Gravity is weaker further out, so less centripetal force is available — and less force means less speed is needed to keep circling rather than falling in. It's the same reason outer planets crawl around the Sun far more slowly than Mercury does.

What's actually special about geostationary orbit?

It's the one altitude where the orbital period exactly matches Earth's rotation — the satellite traces its orbit at the same rate the ground turns beneath it, so from the surface it appears to hang motionless in the sky.

Why is escape velocity √2 times the circular orbital velocity?

Both come from the same vis-viva equation — circular orbit is v² = μ/r, escape is the limit as apoapsis goes to infinity, v² = 2μ/r.
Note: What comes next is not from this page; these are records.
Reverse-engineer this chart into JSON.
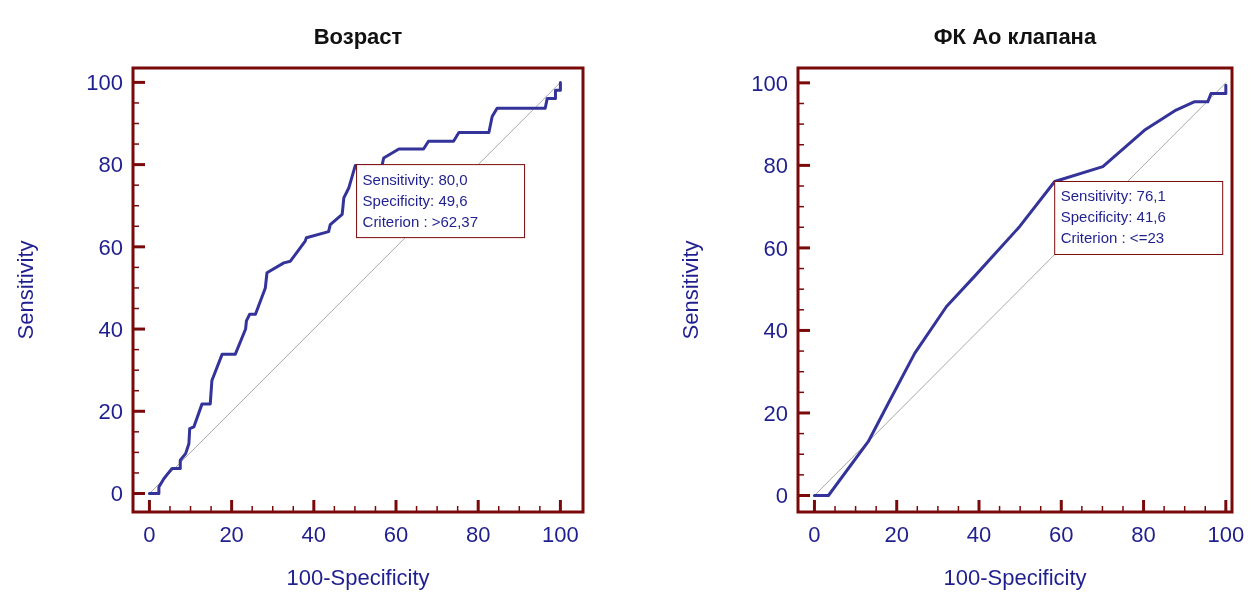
{
  "chart_data": [
    {
      "type": "line",
      "title": "Возраст",
      "xlabel": "100-Specificity",
      "ylabel": "Sensitivity",
      "xlim": [
        -4,
        105.5
      ],
      "ylim": [
        -4.5,
        103.5
      ],
      "xticks": [
        0,
        {
          "value": 5,
          "label": null
        },
        {
          "value": 10,
          "label": null
        },
        {
          "value": 15,
          "label": null
        },
        20,
        {
          "value": 25,
          "label": null
        },
        {
          "value": 30,
          "label": null
        },
        {
          "value": 35,
          "label": null
        },
        40,
        {
          "value": 45,
          "label": null
        },
        {
          "value": 50,
          "label": null
        },
        {
          "value": 55,
          "label": null
        },
        60,
        {
          "value": 65,
          "label": null
        },
        {
          "value": 70,
          "label": null
        },
        {
          "value": 75,
          "label": null
        },
        80,
        {
          "value": 85,
          "label": null
        },
        {
          "value": 90,
          "label": null
        },
        {
          "value": 95,
          "label": null
        },
        100
      ],
      "yticks": [
        0,
        {
          "value": 5,
          "label": null
        },
        {
          "value": 10,
          "label": null
        },
        {
          "value": 15,
          "label": null
        },
        20,
        {
          "value": 25,
          "label": null
        },
        {
          "value": 30,
          "label": null
        },
        {
          "value": 35,
          "label": null
        },
        40,
        {
          "value": 45,
          "label": null
        },
        {
          "value": 50,
          "label": null
        },
        {
          "value": 55,
          "label": null
        },
        60,
        {
          "value": 65,
          "label": null
        },
        {
          "value": 70,
          "label": null
        },
        {
          "value": 75,
          "label": null
        },
        80,
        {
          "value": 85,
          "label": null
        },
        {
          "value": 90,
          "label": null
        },
        {
          "value": 95,
          "label": null
        },
        100
      ],
      "series": [
        {
          "color": "#333399",
          "x": [
            0,
            2.3,
            2.3,
            3.5,
            5.5,
            7.5,
            7.5,
            8.8,
            9.6,
            9.8,
            10.8,
            12.8,
            14.8,
            15.2,
            17.7,
            20.9,
            23.4,
            23.6,
            24.4,
            25.8,
            28.2,
            28.6,
            32.7,
            34.3,
            37.9,
            38.2,
            43.6,
            44,
            46.9,
            47.3,
            48.5,
            50.1,
            56.6,
            57,
            60.7,
            66.7,
            67.9,
            74,
            75.3,
            82.6,
            83.4,
            84.6,
            96.3,
            96.8,
            98.8,
            98.8,
            100,
            100
          ],
          "values": [
            0,
            0,
            1.6,
            3.6,
            6.1,
            6.1,
            8.1,
            9.7,
            12.1,
            15.8,
            16.2,
            21.8,
            21.8,
            27.5,
            33.9,
            33.9,
            40,
            42,
            43.6,
            43.6,
            50,
            53.7,
            56.1,
            56.5,
            61.4,
            62.2,
            63.7,
            65.4,
            67.9,
            71.9,
            74.3,
            79.8,
            79.8,
            81.6,
            83.8,
            83.8,
            85.7,
            85.7,
            87.8,
            87.8,
            91.7,
            93.7,
            93.7,
            96.1,
            96.1,
            98.1,
            98.1,
            100
          ]
        },
        {
          "color": "#a8a8a8",
          "x": [
            0,
            100
          ],
          "values": [
            0,
            100
          ]
        }
      ],
      "annotations": [
        {
          "text": "Sensitivity: 80,0",
          "x": 50.4,
          "y": 80
        },
        "Specificity: 49,6",
        "Criterion : >62,37"
      ]
    },
    {
      "type": "line",
      "title": "ФК Ао клапана",
      "xlabel": "100-Specificity",
      "ylabel": "Sensitivity",
      "xlim": [
        -4,
        101.5
      ],
      "ylim": [
        -4,
        103.6
      ],
      "xticks": [
        0,
        {
          "value": 5,
          "label": null
        },
        {
          "value": 10,
          "label": null
        },
        {
          "value": 15,
          "label": null
        },
        20,
        {
          "value": 25,
          "label": null
        },
        {
          "value": 30,
          "label": null
        },
        {
          "value": 35,
          "label": null
        },
        40,
        {
          "value": 45,
          "label": null
        },
        {
          "value": 50,
          "label": null
        },
        {
          "value": 55,
          "label": null
        },
        60,
        {
          "value": 65,
          "label": null
        },
        {
          "value": 70,
          "label": null
        },
        {
          "value": 75,
          "label": null
        },
        80,
        {
          "value": 85,
          "label": null
        },
        {
          "value": 90,
          "label": null
        },
        {
          "value": 95,
          "label": null
        },
        100
      ],
      "yticks": [
        0,
        {
          "value": 5,
          "label": null
        },
        {
          "value": 10,
          "label": null
        },
        {
          "value": 15,
          "label": null
        },
        20,
        {
          "value": 25,
          "label": null
        },
        {
          "value": 30,
          "label": null
        },
        {
          "value": 35,
          "label": null
        },
        40,
        {
          "value": 45,
          "label": null
        },
        {
          "value": 50,
          "label": null
        },
        {
          "value": 55,
          "label": null
        },
        60,
        {
          "value": 65,
          "label": null
        },
        {
          "value": 70,
          "label": null
        },
        {
          "value": 75,
          "label": null
        },
        80,
        {
          "value": 85,
          "label": null
        },
        {
          "value": 90,
          "label": null
        },
        {
          "value": 95,
          "label": null
        },
        100
      ],
      "series": [
        {
          "color": "#333399",
          "x": [
            0,
            3.4,
            13.1,
            18.4,
            24.4,
            32.1,
            38.9,
            49.9,
            58.4,
            70.1,
            80.2,
            87.9,
            92.3,
            95.6,
            96.4,
            100,
            100
          ],
          "values": [
            0,
            0,
            13.1,
            23.2,
            34.5,
            45.8,
            53.1,
            65.2,
            76.1,
            79.7,
            88.5,
            93.4,
            95.4,
            95.4,
            97.4,
            97.4,
            99.4
          ]
        },
        {
          "color": "#a8a8a8",
          "x": [
            0,
            100
          ],
          "values": [
            0,
            100
          ]
        }
      ],
      "annotations": [
        {
          "text": "Sensitivity: 76,1",
          "x": 58.4,
          "y": 76.1
        },
        "Specificity: 41,6",
        "Criterion : <=23"
      ]
    }
  ]
}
The ratio between them is exactly √2, at any altitude, for any body.

Does the animation really show Kepler's second law?

Yes — the orbiting point's position is solved from the true time-domain equations of orbital motion (via Kepler's equation), not just an ellipse traced at a fixed angular rate, so it genuinely speeds up approaching periapsis and slows down approaching apoapsis, sweeping out equal areas in equal time.

Two-body Keplerian orbits. No atmospheric drag, no other gravitating bodies, no orbital perturbations — the clean textbook problem, not a mission-planning tool.